Забыл землемер обо всем, нагнулся и стал гладить волосы Лизаветы Петровны, закрыл глаза, прижал к себе голову тихонько-тихонько, как вчера — прижимала Фунтика Лизавета Петровна, и такая же боль в сердце.
Ничего не сказала Лизавета Петровна, только минуту еще сильнее молча сыпались слезы на пол. Потом встала и тихо обернулась к землемеру:
— Может быть, еще не поздно?
«Нет! Не поздно!» — хотел закричать землемер. Но увидел: подавала ему Фунтика Лизавета Петровна: это о Фунтике — не поздно.
— Может быть, и поздно, но я п-п-попробую, — ответил землемер.
Фунтика вымыли бензином, но и бензин не помог: глаз не открыл Фунтик, так к вечеру и помер.
Провозился с Фунтиком землемер — совсем из ума вон про тарантас, про чемоданы. Глянул на часы: сегодня уж и думать было нечего. Конфузливо спрятал от Лизаветы Петровны глаза:
— Я велю от-отложить. Завтра придется ехать. Уж вы м-м-меня простите.
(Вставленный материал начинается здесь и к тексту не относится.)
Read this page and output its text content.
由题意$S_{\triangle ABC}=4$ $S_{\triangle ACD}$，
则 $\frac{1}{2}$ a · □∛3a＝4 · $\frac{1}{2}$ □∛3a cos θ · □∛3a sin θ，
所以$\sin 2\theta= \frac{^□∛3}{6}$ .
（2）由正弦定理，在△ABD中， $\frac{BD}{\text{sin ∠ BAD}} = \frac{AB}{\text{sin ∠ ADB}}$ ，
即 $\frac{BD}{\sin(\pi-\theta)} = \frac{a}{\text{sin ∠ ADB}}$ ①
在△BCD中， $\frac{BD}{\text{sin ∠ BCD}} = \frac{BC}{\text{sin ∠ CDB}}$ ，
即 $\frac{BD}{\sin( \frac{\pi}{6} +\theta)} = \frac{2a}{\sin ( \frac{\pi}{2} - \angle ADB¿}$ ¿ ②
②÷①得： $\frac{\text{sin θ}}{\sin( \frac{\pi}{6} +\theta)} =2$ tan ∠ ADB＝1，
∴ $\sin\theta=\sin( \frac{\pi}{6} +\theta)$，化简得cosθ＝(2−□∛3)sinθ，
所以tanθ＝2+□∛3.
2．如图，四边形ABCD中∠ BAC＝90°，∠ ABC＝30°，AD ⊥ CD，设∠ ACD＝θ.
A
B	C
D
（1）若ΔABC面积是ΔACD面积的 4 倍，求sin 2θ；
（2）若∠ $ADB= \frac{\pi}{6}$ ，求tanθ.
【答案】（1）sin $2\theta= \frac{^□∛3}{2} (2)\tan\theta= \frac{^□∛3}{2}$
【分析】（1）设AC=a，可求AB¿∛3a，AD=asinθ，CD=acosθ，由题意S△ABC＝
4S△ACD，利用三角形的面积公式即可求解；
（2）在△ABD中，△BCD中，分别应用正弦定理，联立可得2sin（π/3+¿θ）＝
— Прощаю, — улыбнулась Лизавета Петровна. Глаза были заплаканы, но, омытые, сияли, хрусталь был синий.
А землемер — все вожжи растерял: ни посвистеть, ни усмехнуться, сидел в кресле тихий — дохнуть страшно. И только в глазах-колодцах скакали колодезники с красными фонарями, все выскочить норовили наружу, да глубоко не выскочить.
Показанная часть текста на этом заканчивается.